Ce week-end, devant les grilles de l’ambassade de France à Washington, il y avait des bougies, des bouquets de fleurs en pagaille, des messages… et aussi des bouteilles de vin français, curieusement devenues un symbole de résistance.
Ces bouteilles et ces gobelets éparpillés au milieu des roses font écho à de nombreux articles et commentaires dans la presse américaine qui, comme en France, ont insisté sur un fait : vendredi soir, à Paris, c’est un certain lifestyle à la française qui a été visé, ou en tout cas l’image que le monde en général et les Etats-Unis en particulier s’en font.
“Ce qui est attaqué ici, c’est le mode de vie à la française – leur joie de vivre, leur art de vivre, leur façon de profiter sincèrement des plaisirs de la vie de tous les jours, écrit Shellie Karabell dans Forbes.
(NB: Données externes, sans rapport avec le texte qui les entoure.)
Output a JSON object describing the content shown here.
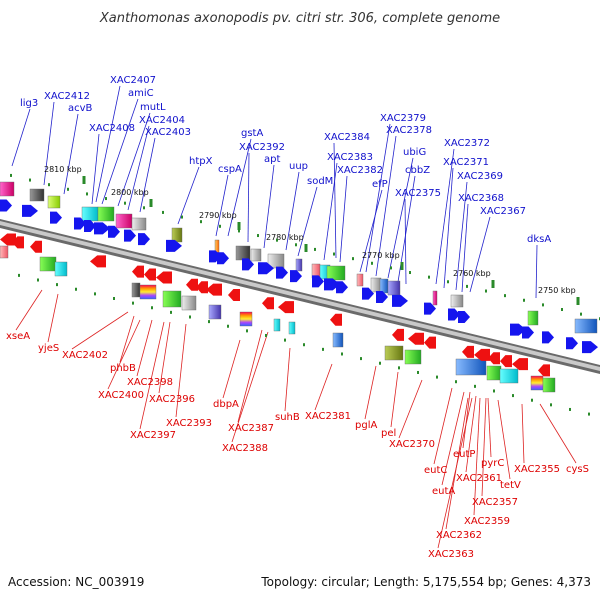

Comme l’a écrit dans “Paris, France” Gertrude Stein, une écrivaine américaine qui a vécu à Paris la plupart de sa vie, les Français croient que rien n’est vraiment important dans la vie, sauf le quotidien (…)”
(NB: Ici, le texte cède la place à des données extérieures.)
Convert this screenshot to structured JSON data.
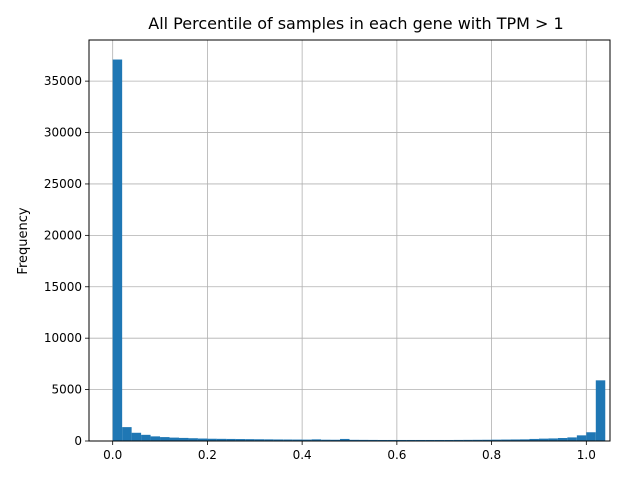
{
  "chart_data": {
    "type": "bar",
    "title": "All Percentile of samples in each gene with TPM > 1",
    "xlabel": "",
    "ylabel": "Frequency",
    "xlim": [
      -0.05,
      1.05
    ],
    "ylim": [
      0,
      39000
    ],
    "grid": true,
    "legend": "none",
    "bar_color": "#1f77b4",
    "x_ticks": [
      0.0,
      0.2,
      0.4,
      0.6,
      0.8,
      1.0
    ],
    "x_tick_labels": [
      "0.0",
      "0.2",
      "0.4",
      "0.6",
      "0.8",
      "1.0"
    ],
    "y_ticks": [
      0,
      5000,
      10000,
      15000,
      20000,
      25000,
      30000,
      35000
    ],
    "y_tick_labels": [
      "0",
      "5000",
      "10000",
      "15000",
      "20000",
      "25000",
      "30000",
      "35000"
    ],
    "bins": {
      "start": 0.0,
      "width": 0.02,
      "values": [
        37100,
        1350,
        800,
        600,
        450,
        380,
        330,
        300,
        270,
        240,
        220,
        210,
        200,
        190,
        180,
        170,
        160,
        150,
        145,
        140,
        135,
        160,
        125,
        120,
        200,
        115,
        110,
        105,
        100,
        100,
        100,
        100,
        100,
        100,
        100,
        100,
        105,
        110,
        115,
        120,
        130,
        140,
        150,
        160,
        200,
        230,
        250,
        290,
        350,
        550,
        850,
        5900
      ]
    }
  }
}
Pendant tout le week-end, un commentaire à un article du New York Times, rédigé vendredi soir par une personne de Santa Barbara au pseudo de Blackpoodles a beaucoup circulé sur les réseaux sociaux.
“La France incarne tout ce que les fanatiques religieux haïssent : la jouissance de la vie ici, sur terre, d’une multitude de manières : une tasse de café qui sent bon, accompagnée d’un croissant, un matin ; de belles femmes en robes courtes souriant librement dans la rue ; l’odeur du pain chaud ; une bouteille de vin partagée avec des amis, quelques gouttes de parfum, des enfants jouant au jardin du Luxembourg, le droit de ne pas croire en aucun Dieu, de ne pas s’inquiéter des calories, de flirter et de fumer, de faire l’amour hors mariage, de prendre des vacances, de lire n’importe quel livre, d’aller à l’école gratuitement, de jouer, de rire, de débattre, de se moquer des prélats comme des hommes et des femmes politiques, de remettre les angoisses à plus tard : après la mort. Aucun pays ne profite aussi bien de la vie sur terre que la France (…).”
Dans le même registre, le magazine Quartz a repris et traduit en anglais les dessins de Joann Sfar, qui opposent certains traits français – épicurisme, joie de vivre, liberté – à la peur que veulent disséminer les terroristes.
Pour faire comprendre à ses lecteurs quelle a été la cible des attentats, le New York Times consacre un article au onzième arrondissement, dépeint comme un quartier festif, jeune, multi-culturel, socialement mixte et “connu pour sa bonhomie”. Le journal le compare à l’East Village de Manhattan. Pourquoi avoir ciblé ce quartier ? “Les résidents ont décrit les assauts comme des profanations délibérées d’un certain mode de vie parisien, incarné dans ce quartier par des boutiques de bottes en cuir sur-mesures, des galeries d’avant-garde, des magasins de disques, des restaurants haut-de-gamme, des cafés et des synagogues”, écrit le New York Times.
Sur un autre ton, John Oliver, l’animateur du LastWeekTonight, s’est amusé de la fracture entre la culture française et l’idéologie de l’Islam radical. “Si vous [les islamistes d’ISIS] menez une guerre culturelle et idéologique avec la France, et bien putain, bon courage ! Vous allez y aller, avec votre idéologie creuse. Eux vont vous sortir Jean-Paul Sartre, Édith Piaf, le bon vin, les Gauloises, Camus, le camembert, les madeleines, les macarons, Marcel Proust et la pièce montée. La PIECE MONTEE. Vous débarquez avec votre philosophie d’abnégation rigoureuse au beau milieu d’une guerre pâtissière, les mecs. Vous êtes foutus, les gars!”